I noticed that $\displaystyle \int_{-a}^{b} \frac{x^3}{(x^2+4)(x^2+1)}$ will converge to $0$ whenever $a=b$ and will converge to some value whenever $a,b$ are in the reals (excluding infinity). How would you show that this integral does not converge over the interval $(-\infty, \infty)$ to someone who is not convinced?
When I evaluated this integral using complex residues for the interval $(-\infty, \infty)$ $(Res[z=2i] + Res[z=i])$,I got a complex value as an answer.
On
Beside the simple point from Aloizio Macedo which would apply to many cases, may be, going further, you could use the fact that $$\frac{x^3}{(x^2+4)(x^2+1)}=\frac{4 x}{3 \left(x^2+4\right)}-\frac{x}{3 \left(x^2+1\right)}=\frac 23 \frac{2 x}{x^2+4}-\frac 16 \frac{2 x}{x^2+1}$$ So $$\int\frac{x^3}{(x^2+4)(x^2+1)}\,dx=\frac{2}{3} \log \left(x^2+4\right)-\frac{1}{6} \log \left(x^2+1\right)$$ Already, the doefficients show what would be the problem $\frac 23 -\frac 16=+\frac 12$.
Since you already noticed that, if $a=b$, the result is $0$ then $$\int_{-a}^b\frac{x^3}{(x^2+4)(x^2+1)}\,dx=\int_{a}^b\frac{x^3}{(x^2+4)(x^2+1)}\,dx=\frac{1}{6} \log \Big(\frac{(b^2+4)^4\,(a^2+1)}{(a^2+4)^4\,(b^2+1)}\Big)$$ which, forgetting a constant which depend on $a$, is basically $\log(b)$ for large values of $b$.
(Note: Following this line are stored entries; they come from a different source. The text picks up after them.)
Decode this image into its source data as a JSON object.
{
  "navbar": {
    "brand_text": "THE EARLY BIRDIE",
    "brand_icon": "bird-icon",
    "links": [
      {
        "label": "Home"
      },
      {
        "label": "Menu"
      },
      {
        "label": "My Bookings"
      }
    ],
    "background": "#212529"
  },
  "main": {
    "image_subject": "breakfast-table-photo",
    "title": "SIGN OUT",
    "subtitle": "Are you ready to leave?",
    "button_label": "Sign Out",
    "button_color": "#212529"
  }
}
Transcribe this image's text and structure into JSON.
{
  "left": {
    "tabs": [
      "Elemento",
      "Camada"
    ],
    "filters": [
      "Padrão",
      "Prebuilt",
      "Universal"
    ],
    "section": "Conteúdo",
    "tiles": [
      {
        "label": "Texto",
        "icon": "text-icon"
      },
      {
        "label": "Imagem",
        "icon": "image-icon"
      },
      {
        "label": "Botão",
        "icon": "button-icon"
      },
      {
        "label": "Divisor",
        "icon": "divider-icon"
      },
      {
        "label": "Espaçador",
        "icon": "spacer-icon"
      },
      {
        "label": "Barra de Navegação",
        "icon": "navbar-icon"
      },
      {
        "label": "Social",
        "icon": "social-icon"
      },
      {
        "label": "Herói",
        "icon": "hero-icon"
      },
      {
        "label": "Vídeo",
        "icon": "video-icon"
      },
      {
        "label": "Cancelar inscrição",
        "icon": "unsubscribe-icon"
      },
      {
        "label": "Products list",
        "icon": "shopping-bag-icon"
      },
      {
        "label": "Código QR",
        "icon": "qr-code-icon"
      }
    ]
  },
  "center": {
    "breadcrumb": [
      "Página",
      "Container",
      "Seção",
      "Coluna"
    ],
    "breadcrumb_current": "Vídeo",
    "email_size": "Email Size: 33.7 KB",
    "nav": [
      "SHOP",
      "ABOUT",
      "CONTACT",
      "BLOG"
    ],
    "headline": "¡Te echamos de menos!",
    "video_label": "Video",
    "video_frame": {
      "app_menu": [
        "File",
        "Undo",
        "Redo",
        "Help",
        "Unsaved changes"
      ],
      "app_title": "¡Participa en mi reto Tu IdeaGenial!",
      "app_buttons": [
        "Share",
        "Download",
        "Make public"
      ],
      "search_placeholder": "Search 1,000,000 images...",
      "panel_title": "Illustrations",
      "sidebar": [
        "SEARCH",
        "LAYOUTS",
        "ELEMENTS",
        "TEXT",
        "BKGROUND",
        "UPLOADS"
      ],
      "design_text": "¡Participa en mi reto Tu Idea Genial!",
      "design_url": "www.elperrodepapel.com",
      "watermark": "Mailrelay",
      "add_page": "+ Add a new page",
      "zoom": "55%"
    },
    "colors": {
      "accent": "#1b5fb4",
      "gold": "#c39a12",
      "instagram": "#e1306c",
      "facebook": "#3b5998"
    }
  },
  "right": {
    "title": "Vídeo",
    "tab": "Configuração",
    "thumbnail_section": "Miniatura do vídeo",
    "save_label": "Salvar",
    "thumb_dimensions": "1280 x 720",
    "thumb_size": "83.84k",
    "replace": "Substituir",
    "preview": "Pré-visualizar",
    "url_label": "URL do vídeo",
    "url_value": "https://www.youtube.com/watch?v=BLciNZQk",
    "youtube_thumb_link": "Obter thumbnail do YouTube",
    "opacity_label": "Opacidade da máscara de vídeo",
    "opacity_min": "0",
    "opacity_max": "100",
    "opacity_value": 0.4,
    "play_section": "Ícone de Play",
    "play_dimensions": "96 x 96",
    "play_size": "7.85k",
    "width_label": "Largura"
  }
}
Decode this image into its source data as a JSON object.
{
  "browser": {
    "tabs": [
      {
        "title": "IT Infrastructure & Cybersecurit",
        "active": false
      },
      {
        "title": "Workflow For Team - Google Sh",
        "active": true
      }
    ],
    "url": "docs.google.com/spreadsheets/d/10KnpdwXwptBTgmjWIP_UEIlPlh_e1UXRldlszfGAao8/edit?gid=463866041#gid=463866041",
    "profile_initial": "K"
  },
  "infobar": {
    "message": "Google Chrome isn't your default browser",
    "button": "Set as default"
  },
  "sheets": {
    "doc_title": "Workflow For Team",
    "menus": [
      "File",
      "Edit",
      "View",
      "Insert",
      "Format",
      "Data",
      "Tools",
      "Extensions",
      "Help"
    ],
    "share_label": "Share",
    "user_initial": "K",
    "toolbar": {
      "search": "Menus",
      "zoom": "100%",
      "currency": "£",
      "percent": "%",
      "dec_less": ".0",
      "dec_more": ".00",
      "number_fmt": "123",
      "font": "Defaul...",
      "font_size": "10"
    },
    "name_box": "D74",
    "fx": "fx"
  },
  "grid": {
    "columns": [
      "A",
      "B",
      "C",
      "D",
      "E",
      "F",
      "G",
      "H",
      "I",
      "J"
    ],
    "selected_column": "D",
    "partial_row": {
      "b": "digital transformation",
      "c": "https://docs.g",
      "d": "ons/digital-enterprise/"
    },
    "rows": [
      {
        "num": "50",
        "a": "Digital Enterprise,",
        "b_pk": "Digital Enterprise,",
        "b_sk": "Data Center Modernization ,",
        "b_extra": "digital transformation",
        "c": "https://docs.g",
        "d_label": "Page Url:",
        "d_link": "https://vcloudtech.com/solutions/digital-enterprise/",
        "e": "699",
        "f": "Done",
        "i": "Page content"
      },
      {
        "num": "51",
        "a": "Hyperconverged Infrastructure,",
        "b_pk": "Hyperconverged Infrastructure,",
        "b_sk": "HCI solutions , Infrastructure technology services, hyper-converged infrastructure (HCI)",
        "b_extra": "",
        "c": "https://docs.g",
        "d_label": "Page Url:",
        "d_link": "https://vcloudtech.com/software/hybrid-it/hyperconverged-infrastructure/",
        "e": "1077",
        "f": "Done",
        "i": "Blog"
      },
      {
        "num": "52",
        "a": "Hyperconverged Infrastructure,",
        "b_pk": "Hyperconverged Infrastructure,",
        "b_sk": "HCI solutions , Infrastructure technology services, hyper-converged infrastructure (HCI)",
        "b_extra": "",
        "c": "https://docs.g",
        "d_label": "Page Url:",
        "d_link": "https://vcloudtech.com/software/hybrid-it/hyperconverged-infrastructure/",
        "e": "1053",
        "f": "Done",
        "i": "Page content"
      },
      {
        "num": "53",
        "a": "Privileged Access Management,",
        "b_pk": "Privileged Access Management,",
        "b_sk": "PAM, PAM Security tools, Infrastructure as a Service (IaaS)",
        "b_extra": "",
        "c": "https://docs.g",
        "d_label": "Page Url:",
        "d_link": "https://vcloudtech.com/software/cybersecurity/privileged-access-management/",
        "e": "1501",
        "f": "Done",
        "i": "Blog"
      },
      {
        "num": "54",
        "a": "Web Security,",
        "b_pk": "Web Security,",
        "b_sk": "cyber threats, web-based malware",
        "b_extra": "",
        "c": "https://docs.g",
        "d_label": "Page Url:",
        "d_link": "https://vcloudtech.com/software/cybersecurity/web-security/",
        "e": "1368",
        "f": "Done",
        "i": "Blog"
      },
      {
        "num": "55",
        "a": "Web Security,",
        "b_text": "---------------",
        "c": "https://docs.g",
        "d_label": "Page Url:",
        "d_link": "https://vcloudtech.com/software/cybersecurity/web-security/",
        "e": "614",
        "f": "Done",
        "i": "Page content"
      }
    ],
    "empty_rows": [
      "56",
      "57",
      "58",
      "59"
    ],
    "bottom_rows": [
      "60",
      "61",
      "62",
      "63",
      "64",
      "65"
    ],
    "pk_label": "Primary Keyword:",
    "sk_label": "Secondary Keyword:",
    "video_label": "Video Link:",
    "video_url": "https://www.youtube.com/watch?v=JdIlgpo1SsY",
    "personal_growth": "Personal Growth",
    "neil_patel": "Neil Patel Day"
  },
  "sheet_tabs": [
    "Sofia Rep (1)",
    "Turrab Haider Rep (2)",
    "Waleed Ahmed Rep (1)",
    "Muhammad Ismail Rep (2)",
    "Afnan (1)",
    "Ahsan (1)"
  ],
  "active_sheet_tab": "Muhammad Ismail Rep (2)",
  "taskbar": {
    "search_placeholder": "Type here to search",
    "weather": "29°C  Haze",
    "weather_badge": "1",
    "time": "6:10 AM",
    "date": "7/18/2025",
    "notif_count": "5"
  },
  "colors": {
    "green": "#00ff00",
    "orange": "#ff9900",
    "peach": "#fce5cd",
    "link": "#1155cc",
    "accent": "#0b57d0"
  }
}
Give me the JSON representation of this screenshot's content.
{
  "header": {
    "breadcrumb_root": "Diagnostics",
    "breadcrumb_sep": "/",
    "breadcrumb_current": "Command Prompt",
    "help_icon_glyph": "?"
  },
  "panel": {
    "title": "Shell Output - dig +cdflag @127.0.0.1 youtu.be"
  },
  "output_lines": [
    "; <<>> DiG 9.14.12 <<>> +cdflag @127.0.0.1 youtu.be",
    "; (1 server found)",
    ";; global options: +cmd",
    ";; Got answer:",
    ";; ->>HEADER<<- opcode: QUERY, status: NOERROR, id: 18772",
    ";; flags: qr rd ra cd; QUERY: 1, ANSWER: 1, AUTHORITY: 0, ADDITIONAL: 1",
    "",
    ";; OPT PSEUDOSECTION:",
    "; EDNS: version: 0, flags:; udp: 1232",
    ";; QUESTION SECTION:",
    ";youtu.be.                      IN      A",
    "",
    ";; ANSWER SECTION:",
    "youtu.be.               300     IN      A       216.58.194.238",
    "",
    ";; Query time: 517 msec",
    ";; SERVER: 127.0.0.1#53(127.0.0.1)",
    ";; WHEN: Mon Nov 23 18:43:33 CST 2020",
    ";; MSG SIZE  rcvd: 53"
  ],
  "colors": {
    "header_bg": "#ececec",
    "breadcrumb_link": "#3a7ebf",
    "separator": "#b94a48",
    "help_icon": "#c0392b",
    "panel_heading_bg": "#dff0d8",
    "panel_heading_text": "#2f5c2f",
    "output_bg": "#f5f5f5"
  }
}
$\displaystyle \frac{x^3}{(x^2+4)(x^2+1)} \geq \frac{x^3}{4x^4}=\frac{1}{4x}$
for sufficiently large $x$.
OBS: And what do you mean by "will converge to $0$ whenever $a=b$ and will converge to some value whenever a,b are in the reals (excluding infinity)"? The integral on those values is a bona fide, well-defined, riemann-integral. There is no "convergence".